Question

Prove that
\[2\sin \dfrac{\pi }{6}\sec \dfrac{\pi }{3}-4\sin \dfrac{5\pi }{6}\cot \dfrac{\pi }{4}=0\]

Answer 1

Hint: We have the trigonometric values in the given function that is \[\sin \dfrac{\pi }{6}=\dfrac{1}{2}\]and \[\sec \dfrac{\pi }{3}=2\], \[\sin \dfrac{5\pi }{6}=\dfrac{1}{2}\] because it can be written as \[\sin \left( \pi -\dfrac{\pi }{6} \right)\]so it is in second quadrant and sin is positive in that quadrant, \[\cot \dfrac{\pi }{4}=1\]
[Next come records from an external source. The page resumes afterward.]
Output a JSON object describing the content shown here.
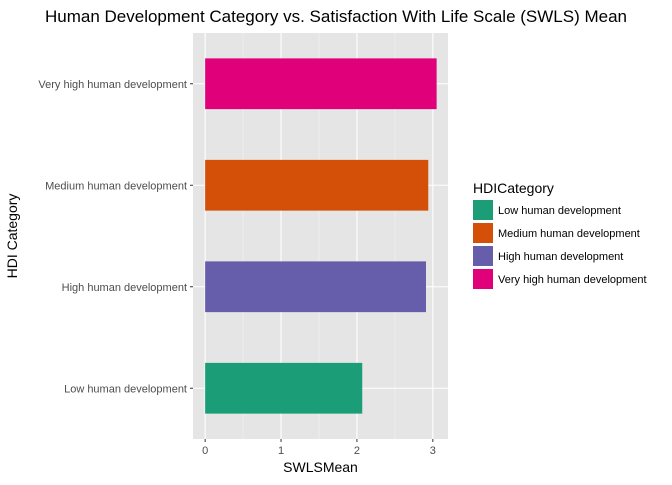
{
  "chart_data": {
    "type": "bar",
    "orientation": "horizontal",
    "title": "Human Development Category vs. Satisfaction With Life Scale (SWLS) Mean",
    "xlabel": "SWLSMean",
    "ylabel": "HDI Category",
    "categories": [
      "Low human development",
      "High human development",
      "Medium human development",
      "Very high human development"
    ],
    "values": [
      2.07,
      2.91,
      2.94,
      3.05
    ],
    "colors": [
      "#1b9e77",
      "#665eaa",
      "#d45008",
      "#e0007a"
    ],
    "xlim": [
      -0.16,
      3.2
    ],
    "xticks": [
      0,
      1,
      2,
      3
    ],
    "grid": true,
    "legend": {
      "title": "HDICategory",
      "position": "right",
      "items": [
        {
          "label": "Low human development",
          "color": "#1b9e77"
        },
        {
          "label": "Medium human development",
          "color": "#d45008"
        },
        {
          "label": "High human development",
          "color": "#665eaa"
        },
        {
          "label": "Very high human development",
          "color": "#e0007a"
        }
      ]
    }
  }
}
Complete step-by-step answer:
The given trigonometric function is \[2\sin \dfrac{\pi }{6}\sec \dfrac{\pi }{3}-4\sin \dfrac{5\pi }{6}\cot \dfrac{\pi }{4}\]
We know that value of trigonometric function \[\sin \dfrac{\pi }{6}\]is given by
\[\sin \dfrac{\pi }{6}=\dfrac{1}{2}\]. . . . . . . . . . . . . . . . . . . . . . . . . . . . . . . . . . . . . . . .(1)
We know that the value of trigonometric function \[\sec \dfrac{\pi }{3}\]is given by
\[\sec \dfrac{\pi }{3}=2\]. . . . . . . . . . . . . . . . .. . . . . . . . . . . .. . . . . . . . . . . . .(2)
We know that the value of trigonometric function \[\sin \dfrac{5\pi }{6}\]is given by
\[\sin \dfrac{5\pi }{6}=\dfrac{1}{2}\]. . . . . . . . . . . . . . . . . . . . . . . . . . . . .. . . . . . . . . . . .(3)
We know that the value of trigonometric function \[\cot \dfrac{\pi }{4}\]is given by
\[\cot \dfrac{\pi }{4}=1\]. . . . .. . . . . . . . . . . . .. . . . . . . . . . . . . . . . . . . . . . . . . .(4)
Substituting the above values we will get
\[2\times \dfrac{1}{2}\times 2-4\times \dfrac{1}{2}\times 1\]
\[=2-2\]
\[=0\]
Hence proved.

Note: If they have given trigonometric values with angles greater than 90 degrees then write them as \[90\pm \theta ,180\pm \theta ,270\pm \theta ,360\pm \theta \]and then find the corresponding value. Note that in the first quadrant all are positive and in the 2nd sine angles are positive and in 3rd tan are positive and in 4th cos angles are positive.